Many people deciding to take out a loan, many are wondering whether to use a banking institution when taking it or whether to opt for non-bank institutions, which today are very large and tempt us with extremely favorable conditions.
When making such decisions, it is worth considering all the pros and cons of each of these two solutions.
The terms loan and credit are often used interchangeably with each other, which is a big mistake. There are many differences between them. Both in the case of loans and credits, we deal with borrowing money. The loan may be granted by non-bank companies or by a private individual. Credit is the domain of banks and cooperative savings and credit unions.
Comparison of installment loans
Quick, non-bank loans in any form, whether short-term or long-term, are more expensive than bank loans. Installment loans are loans that can be taken from banks and non-bank companies.
When choosing an offer from a bank or from non-bank institutions, we have the option of borrowing the amount of several thousand dollars with the option of repayment within 3 months to even 5 years if not longer. Depending on the product we choose, we give the commitment in equal monthly installments.
The principle of non-bank installment loans and bank loans is very simple. For online offers, simply complete the application, send the required documents to the lender, and verify your identity using a bank transfer or special application. If our loan application is successful, the money will be automatically transferred to our account. In the case of bank loans, the loan is taken at the bank and may take a little longer, it all depends on the amount and whether we meet the conditions set by the bank.
Non-bank installment loan
Recently, companies offering online installment loans are increasing day by day. The decision to take such a loan will be a decision for a few months, maybe even years, so you should wisely choose the best offer. An installment loan is a product for those who need a larger injection of cash to renovate or replace broken equipment or a car.
A non-bank installment loan can be up to several thousand dollars in the case of loan companies, and more in the case of parabanks and private investors. Installment loans can most often be drawn in the amount of USD 100 to 25,000 thousand with a repayment period of up to 48 months. Usually the repayment period is set individually, just like other conditions of non-bank installment loans. Most products are available online without leaving your home.
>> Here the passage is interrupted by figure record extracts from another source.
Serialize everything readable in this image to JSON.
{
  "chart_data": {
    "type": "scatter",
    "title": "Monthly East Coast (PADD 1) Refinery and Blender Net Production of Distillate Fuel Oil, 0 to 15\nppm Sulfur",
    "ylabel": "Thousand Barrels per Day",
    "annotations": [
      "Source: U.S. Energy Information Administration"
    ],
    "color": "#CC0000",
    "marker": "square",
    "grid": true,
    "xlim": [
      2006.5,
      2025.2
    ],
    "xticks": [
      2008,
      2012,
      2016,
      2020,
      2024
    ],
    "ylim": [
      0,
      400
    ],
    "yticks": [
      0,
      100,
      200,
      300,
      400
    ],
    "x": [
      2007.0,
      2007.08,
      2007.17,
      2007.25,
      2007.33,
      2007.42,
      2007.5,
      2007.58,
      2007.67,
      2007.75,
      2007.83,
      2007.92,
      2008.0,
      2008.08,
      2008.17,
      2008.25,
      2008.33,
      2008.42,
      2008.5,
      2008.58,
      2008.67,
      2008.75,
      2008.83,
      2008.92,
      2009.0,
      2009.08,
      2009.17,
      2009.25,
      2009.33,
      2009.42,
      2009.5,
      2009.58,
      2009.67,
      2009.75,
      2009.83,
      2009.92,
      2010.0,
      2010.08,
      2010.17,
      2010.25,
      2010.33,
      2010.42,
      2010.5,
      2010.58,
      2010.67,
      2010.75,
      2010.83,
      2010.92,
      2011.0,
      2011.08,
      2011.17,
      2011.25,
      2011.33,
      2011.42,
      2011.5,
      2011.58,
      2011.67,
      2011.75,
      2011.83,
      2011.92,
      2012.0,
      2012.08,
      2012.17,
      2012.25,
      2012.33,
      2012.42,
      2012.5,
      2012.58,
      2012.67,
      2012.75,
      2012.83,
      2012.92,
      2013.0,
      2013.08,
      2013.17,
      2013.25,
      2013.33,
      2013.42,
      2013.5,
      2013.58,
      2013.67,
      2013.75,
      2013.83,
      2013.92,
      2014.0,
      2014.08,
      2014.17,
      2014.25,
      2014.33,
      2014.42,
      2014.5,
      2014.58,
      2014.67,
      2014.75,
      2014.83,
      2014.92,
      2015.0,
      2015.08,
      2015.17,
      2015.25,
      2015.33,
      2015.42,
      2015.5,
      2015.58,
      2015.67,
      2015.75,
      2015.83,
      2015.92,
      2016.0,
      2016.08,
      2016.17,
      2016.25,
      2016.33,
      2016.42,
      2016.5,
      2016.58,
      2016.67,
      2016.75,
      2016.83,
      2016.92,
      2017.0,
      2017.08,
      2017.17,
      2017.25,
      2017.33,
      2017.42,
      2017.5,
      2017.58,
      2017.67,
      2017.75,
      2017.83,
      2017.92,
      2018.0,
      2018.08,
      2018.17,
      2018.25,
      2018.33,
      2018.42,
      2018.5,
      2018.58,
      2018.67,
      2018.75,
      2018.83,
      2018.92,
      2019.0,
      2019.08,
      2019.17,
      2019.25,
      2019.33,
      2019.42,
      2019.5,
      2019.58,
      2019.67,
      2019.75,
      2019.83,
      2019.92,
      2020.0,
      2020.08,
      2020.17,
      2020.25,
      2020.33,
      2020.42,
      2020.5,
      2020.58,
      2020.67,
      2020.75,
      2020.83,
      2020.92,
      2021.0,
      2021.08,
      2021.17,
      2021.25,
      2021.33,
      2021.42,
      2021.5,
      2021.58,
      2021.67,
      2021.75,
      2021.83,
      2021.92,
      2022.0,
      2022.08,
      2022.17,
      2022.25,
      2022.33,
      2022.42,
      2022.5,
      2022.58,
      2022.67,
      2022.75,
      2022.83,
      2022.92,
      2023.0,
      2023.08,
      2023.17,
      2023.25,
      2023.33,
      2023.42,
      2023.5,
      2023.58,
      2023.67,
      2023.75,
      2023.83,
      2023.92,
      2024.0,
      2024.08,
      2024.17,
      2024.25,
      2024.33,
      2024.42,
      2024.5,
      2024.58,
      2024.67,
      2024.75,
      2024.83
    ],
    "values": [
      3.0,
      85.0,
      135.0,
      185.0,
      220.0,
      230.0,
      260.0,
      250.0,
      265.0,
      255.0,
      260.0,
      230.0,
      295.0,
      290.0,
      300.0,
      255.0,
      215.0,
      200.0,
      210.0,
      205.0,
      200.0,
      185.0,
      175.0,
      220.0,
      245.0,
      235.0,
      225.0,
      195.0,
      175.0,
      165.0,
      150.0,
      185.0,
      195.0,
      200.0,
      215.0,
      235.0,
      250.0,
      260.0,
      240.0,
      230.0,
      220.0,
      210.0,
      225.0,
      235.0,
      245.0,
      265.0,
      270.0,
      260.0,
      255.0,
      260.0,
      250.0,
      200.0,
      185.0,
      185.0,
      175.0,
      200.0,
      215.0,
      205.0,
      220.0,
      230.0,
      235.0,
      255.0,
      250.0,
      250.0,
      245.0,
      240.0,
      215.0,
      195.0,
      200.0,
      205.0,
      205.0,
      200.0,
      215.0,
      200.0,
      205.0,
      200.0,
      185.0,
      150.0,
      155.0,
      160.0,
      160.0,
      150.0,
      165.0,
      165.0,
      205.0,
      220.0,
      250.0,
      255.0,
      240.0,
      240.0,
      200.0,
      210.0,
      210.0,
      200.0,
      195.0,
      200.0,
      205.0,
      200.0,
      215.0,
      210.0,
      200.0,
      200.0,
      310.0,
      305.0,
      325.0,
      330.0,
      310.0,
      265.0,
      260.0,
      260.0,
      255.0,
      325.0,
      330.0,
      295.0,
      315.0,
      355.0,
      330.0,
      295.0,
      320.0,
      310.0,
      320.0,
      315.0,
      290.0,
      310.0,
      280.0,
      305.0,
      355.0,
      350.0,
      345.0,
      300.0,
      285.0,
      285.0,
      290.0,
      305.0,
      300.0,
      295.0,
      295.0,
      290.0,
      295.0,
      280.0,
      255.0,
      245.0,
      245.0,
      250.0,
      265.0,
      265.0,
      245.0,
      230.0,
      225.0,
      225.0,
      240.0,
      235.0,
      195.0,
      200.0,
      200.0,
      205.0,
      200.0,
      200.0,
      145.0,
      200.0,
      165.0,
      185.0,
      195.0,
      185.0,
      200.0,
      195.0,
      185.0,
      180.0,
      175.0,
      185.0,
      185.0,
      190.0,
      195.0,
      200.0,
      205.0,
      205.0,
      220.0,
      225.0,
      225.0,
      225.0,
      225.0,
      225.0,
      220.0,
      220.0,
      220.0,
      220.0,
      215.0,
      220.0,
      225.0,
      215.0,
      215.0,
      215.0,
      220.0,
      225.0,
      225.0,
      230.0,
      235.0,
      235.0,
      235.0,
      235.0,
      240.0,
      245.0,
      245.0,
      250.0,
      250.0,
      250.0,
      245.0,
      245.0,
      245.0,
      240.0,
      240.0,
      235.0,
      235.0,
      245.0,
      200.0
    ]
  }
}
Installment non-bank loans are available online, by phone and landline depending on how the lender works. Installment loans are granted to persons with income from work or another legal source and can confirm the amount of this income. A loan application can be submitted online, so all formalities are kept to a minimum. And the loan amount we are interested in will be transferred to our bank account in a short time.
Bank installment loan
A loan is a financial product that is reserved only for banks. This is a traditional and well-known form of financing for larger enterprises. It is these institutions that specialize in granting them, because issues related to the loan agreement are regulated in the Banking Law.
Banks grant loans in the amount of USD 1,000 up to USD 200,000 for a long period. It all depends on the type of loan, but the longest can reach even 50 years. The bank does not grant a cash loan, but only transfers the amount specified in the contract to the client’s account. The funds transferred to the borrower under the loan agreement must be earmarked for a specific purpose (eg investment purpose, consolidation of other loans or purchase of real estate), and the lender has the right to check how the borrowed funds are spent.
The loan agreement, which should be made in writing, always specifies the date of return of the capital raised together with interest in a strictly defined installment form. The loan agreement is payable, and the loan price is fees, commissions and interest. The bank grants credit only to people who have a contract of employment, adequate creditworthiness, creditworthiness – that is, the history of repayment of obligations you have incurred, have an ID card and income certificate.
The process of verifying a customer who wants to take out a loan from a bank is longer. Banks and credit unions have to carry out the painstaking process of verifying the creditworthiness and creditworthiness of the client, when granting loans, which unfortunately can take up to several weeks and will require the potential borrower to submit many documents for the loan application.